The use of zoledronic acid every 12 weeks, as opposed to the standard 4-week interval, did not increase the risk of skeletal events over 2 years among patients with bone metastases due to breast cancer, prostate cancer, or multiple myeloma, a study published in JAMA has shown.1
Zoledronic acid is a third-generation aminobisphosphonate used to lower the incidence of skeletal-related events and pain in patients with metastases to the bone. Although it is approved to be administered every 3 to 4 weeks, the optimal dosing interval for zoledronic acid remains unclear.
Therefore, researchers designed a, multicenter, open-label, phase 3 trial (ClinicalTrials.gov Identifier: NCT00869206) to evaluate whether zoledronic acid administered every 12 weeks is noninferior to zoledronic acid given every 4 weeks.
For the study, researchers enrolled 1822 patients with metastatic breast cancer, metastatic prostate cancer, or multiple myeloma who had at least 1 site of bone involvement.
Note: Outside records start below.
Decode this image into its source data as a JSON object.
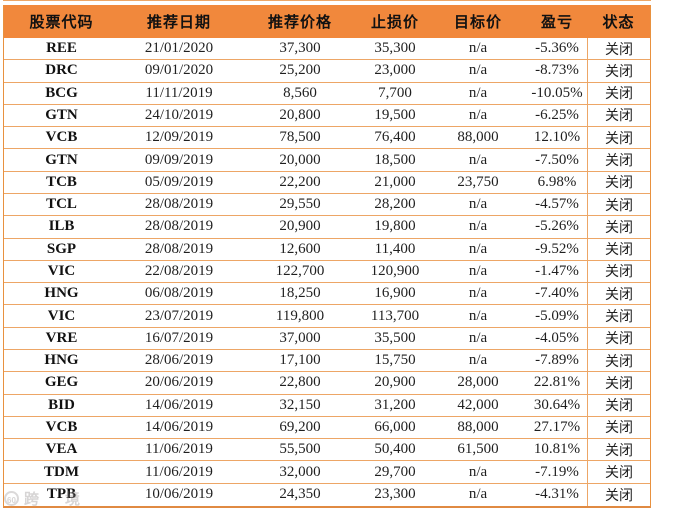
{
  "table": {
    "columns": [
      {
        "key": "code",
        "label": "股票代码"
      },
      {
        "key": "date",
        "label": "推荐日期"
      },
      {
        "key": "price",
        "label": "推荐价格"
      },
      {
        "key": "stop_loss",
        "label": "止损价"
      },
      {
        "key": "target",
        "label": "目标价"
      },
      {
        "key": "pnl",
        "label": "盈亏"
      },
      {
        "key": "status",
        "label": "状态"
      }
    ],
    "rows": [
      [
        "REE",
        "21/01/2020",
        "37,300",
        "35,300",
        "n/a",
        "-5.36%",
        "关闭"
      ],
      [
        "DRC",
        "09/01/2020",
        "25,200",
        "23,000",
        "n/a",
        "-8.73%",
        "关闭"
      ],
      [
        "BCG",
        "11/11/2019",
        "8,560",
        "7,700",
        "n/a",
        "-10.05%",
        "关闭"
      ],
      [
        "GTN",
        "24/10/2019",
        "20,800",
        "19,500",
        "n/a",
        "-6.25%",
        "关闭"
      ],
      [
        "VCB",
        "12/09/2019",
        "78,500",
        "76,400",
        "88,000",
        "12.10%",
        "关闭"
      ],
      [
        "GTN",
        "09/09/2019",
        "20,000",
        "18,500",
        "n/a",
        "-7.50%",
        "关闭"
      ],
      [
        "TCB",
        "05/09/2019",
        "22,200",
        "21,000",
        "23,750",
        "6.98%",
        "关闭"
      ],
      [
        "TCL",
        "28/08/2019",
        "29,550",
        "28,200",
        "n/a",
        "-4.57%",
        "关闭"
      ],
      [
        "ILB",
        "28/08/2019",
        "20,900",
        "19,800",
        "n/a",
        "-5.26%",
        "关闭"
      ],
      [
        "SGP",
        "28/08/2019",
        "12,600",
        "11,400",
        "n/a",
        "-9.52%",
        "关闭"
      ],
      [
        "VIC",
        "22/08/2019",
        "122,700",
        "120,900",
        "n/a",
        "-1.47%",
        "关闭"
      ],
      [
        "HNG",
        "06/08/2019",
        "18,250",
        "16,900",
        "n/a",
        "-7.40%",
        "关闭"
      ],
      [
        "VIC",
        "23/07/2019",
        "119,800",
        "113,700",
        "n/a",
        "-5.09%",
        "关闭"
      ],
      [
        "VRE",
        "16/07/2019",
        "37,000",
        "35,500",
        "n/a",
        "-4.05%",
        "关闭"
      ],
      [
        "HNG",
        "28/06/2019",
        "17,100",
        "15,750",
        "n/a",
        "-7.89%",
        "关闭"
      ],
      [
        "GEG",
        "20/06/2019",
        "22,800",
        "20,900",
        "28,000",
        "22.81%",
        "关闭"
      ],
      [
        "BID",
        "14/06/2019",
        "32,150",
        "31,200",
        "42,000",
        "30.64%",
        "关闭"
      ],
      [
        "VCB",
        "14/06/2019",
        "69,200",
        "66,000",
        "88,000",
        "27.17%",
        "关闭"
      ],
      [
        "VEA",
        "11/06/2019",
        "55,500",
        "50,400",
        "61,500",
        "10.81%",
        "关闭"
      ],
      [
        "TDM",
        "11/06/2019",
        "32,000",
        "29,700",
        "n/a",
        "-7.19%",
        "关闭"
      ],
      [
        "TPB",
        "10/06/2019",
        "24,350",
        "23,300",
        "n/a",
        "-4.31%",
        "关闭"
      ]
    ]
  },
  "colors": {
    "header_bg": "#f1883c",
    "row_border": "#eda666",
    "outer_border": "#e8913f",
    "text": "#1f1f1f"
  },
  "watermark": {
    "badge": "60",
    "text": "跨境"
  }
}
Participants were randomly assigned 1:1 to receive zoledronic acid intravenously every 4 weeks or 12 weeks for 2 years.
Results showed that 29.5% of patients in the zoledronic acid every 4-week dosing group who completed the study and 28.6% of those in the every 12-week dosing group experienced at least 1 skeletal-related event, defined as a clinical fracture, spinal cord compression, radiation to bone, or surgery involving bone, within 2 years of randomization.
The between-group absolute difference in risk of skeletal-related events was −0.3% (95% CI, −4 to ∞), below the 7% predefined noninferiority margin threshold (P <.001 for noninferiority).
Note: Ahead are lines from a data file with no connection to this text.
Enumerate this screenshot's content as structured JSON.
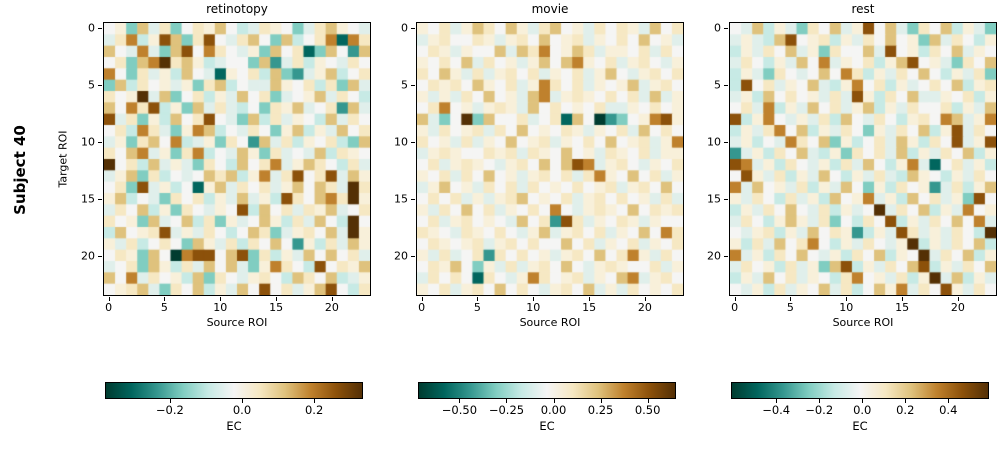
{
  "figure": {
    "row_label": "Subject 40",
    "ylabel": "Target ROI"
  },
  "encoding": {
    "note": "matrix_levels strings: one char per cell, base-13 level 0-12 mapped onto BrBG_r colormap; level 6 = EC of 0 (white), 0 = strongest negative (dark teal), 12 = strongest positive (dark brown)",
    "charset": "0123456789abc",
    "cell_palette": [
      "#003c30",
      "#01665e",
      "#35978f",
      "#80cdc1",
      "#c7eae5",
      "#e0efeb",
      "#f5f5f4",
      "#f8f0da",
      "#f6e8c3",
      "#dfc27d",
      "#bf812d",
      "#8c510a",
      "#543005"
    ],
    "cbar_stops": [
      "#003c30",
      "#01665e",
      "#35978f",
      "#80cdc1",
      "#c7eae5",
      "#f5f5f5",
      "#f6e8c3",
      "#dfc27d",
      "#bf812d",
      "#8c510a",
      "#543005"
    ]
  },
  "chart_data": [
    {
      "type": "heatmap",
      "title": "retinotopy",
      "xlabel": "Source ROI",
      "n_rows": 24,
      "n_cols": 24,
      "x_ticks": [
        0,
        5,
        10,
        15,
        20
      ],
      "y_ticks": [
        0,
        5,
        10,
        15,
        20
      ],
      "colorbar": {
        "label": "EC",
        "vmin": -0.38,
        "vmax": 0.33,
        "ticks": [
          -0.2,
          0.0,
          0.2
        ],
        "tick_labels": [
          "−0.2",
          "0.0",
          "0.2"
        ]
      },
      "matrix_levels": [
        "673958368796458763589765",
        "58a47b938b6589639468a1a8",
        "965a539b6a86573968139629",
        "6839ac897456639258476586",
        "a63857496517684932579468",
        "394867573894655976848395",
        "867c59368475968356795864",
        "96a8b4739585463879568295",
        "b58374968b65394857649586",
        "684a8537a946586379475968",
        "573896a45738629584768439",
        "869a5738a465973856594876",
        "c68495753864968a57986485",
        "57938465698947a58b68b597",
        "683b574617958685796985c8",
        "7946538684759574b869a8c7",
        "586947386576b49685879568",
        "8673956948375697485964c6",
        "49678b5758646983578695c7",
        "758468639758486962748597",
        "6873960abb69b38475969685",
        "568397485969537a864b6879",
        "96a586749386578649869457",
        "67895386947596b68579b648"
      ]
    },
    {
      "type": "heatmap",
      "title": "movie",
      "xlabel": "Source ROI",
      "n_rows": 24,
      "n_cols": 24,
      "x_ticks": [
        0,
        5,
        10,
        15,
        20
      ],
      "y_ticks": [
        0,
        5,
        10,
        15,
        20
      ],
      "colorbar": {
        "label": "EC",
        "vmin": -0.72,
        "vmax": 0.64,
        "ticks": [
          -0.5,
          -0.25,
          0.0,
          0.25,
          0.5
        ],
        "tick_labels": [
          "−0.50",
          "−0.25",
          "0.00",
          "0.25",
          "0.50"
        ]
      },
      "matrix_levels": [
        "768579869758967586875968",
        "578668757869678576869675",
        "68757669598a679857768586",
        "76869586757969a768578657",
        "869758578685768579657868",
        "68786976857a868576795786",
        "75758696759a578768685957",
        "68a675787596867685576867",
        "9536c3966856819602367ab7",
        "758678586967687576859686",
        "86758576967857686967857a",
        "578766878587696758768577",
        "68578765786969ba57865768",
        "7685869675786858a7696857",
        "579675868586768678578696",
        "686857578967685786867585",
        "758696857686a65787696878",
        "6857867659682b8576875766",
        "8765876865795786857696a8",
        "687678578686696857685768",
        "7585682868675786968a7586",
        "687963758578696578766857",
        "5868618657a86785769a5786",
        "768578696865786957586768"
      ]
    },
    {
      "type": "heatmap",
      "title": "rest",
      "xlabel": "Source ROI",
      "n_rows": 24,
      "n_cols": 24,
      "x_ticks": [
        0,
        5,
        10,
        15,
        20
      ],
      "y_ticks": [
        0,
        5,
        10,
        15,
        20
      ],
      "colorbar": {
        "label": "EC",
        "vmin": -0.61,
        "vmax": 0.58,
        "ticks": [
          -0.4,
          -0.2,
          0.0,
          0.2,
          0.4
        ],
        "tick_labels": [
          "−0.4",
          "−0.2",
          "0.0",
          "0.2",
          "0.4"
        ]
      },
      "matrix_levels": [
        "659475386957b69538694753",
        "57549b678475869673958647",
        "47586957386695b674869576",
        "58647596a5768479b6753869",
        "4753865696a8475869647583",
        "4b685769547a684756869478",
        "57496867585b748695576847",
        "685a47596857947586684759",
        "b47a657584965864786a957a",
        "4758a694758637586947b586",
        "57465a86937468597486b57b",
        "257486954738685947586947",
        "ba57486574859647a5168574",
        "6b7584759647585497647586",
        "a59675847596374867258479",
        "758648574967a574968573b6",
        "4758696584756c5869475a67",
        "58647975836486b4758696a5",
        "657847596872475b8575864c",
        "7485968a64758657c4758694",
        "a5748696574869476c586947",
        "5867485739b475869b475869",
        "47596857648a675847c59475",
        "657485769584697a586b7586"
      ]
    }
  ]
}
Researchers also found no significant difference in the proportions of skeletal-related events between the 2 groups for patients with breast cancer, prostate cancer, or multiple myeloma. Pain scores, performance status scores, incidence of jaw osteonecrosis, and kidney dysfunction did not differ significantly between the every 4-week dosing group and the every 12-week dosing group.
Although the study demonstrated identical rates of skeletal morbidity between the 2 treatment arms, bone turnover was greater among those given the bisphosphonate every 12 weeks.
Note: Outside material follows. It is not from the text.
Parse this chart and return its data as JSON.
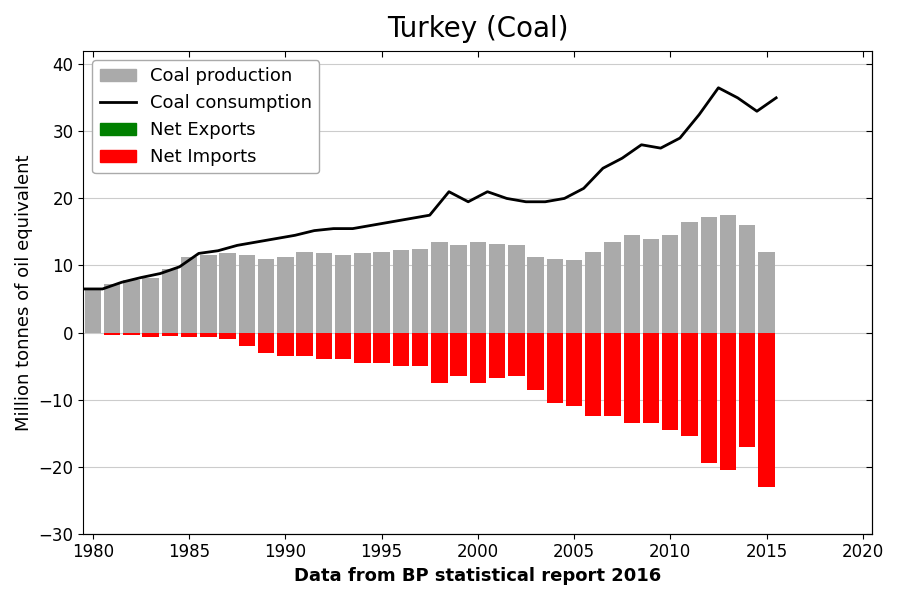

The findings ultimately suggest that among patients with breast cancer, prostate cancer, or multiple myeloma with bone involvement, zoledronic acid administered every 12 weeks may be an acceptable treatment option that could potentially reduce health care costs without negatively impacting efficacy or quality of life.
1. Himelstein AL, Foster JC, Khatcheressian JL, et al. Effect of longer-interval vs standard dosing of zoledronic acid on skeletal events in patients with bone metastases. JAMA. 2017;317(1):48-58.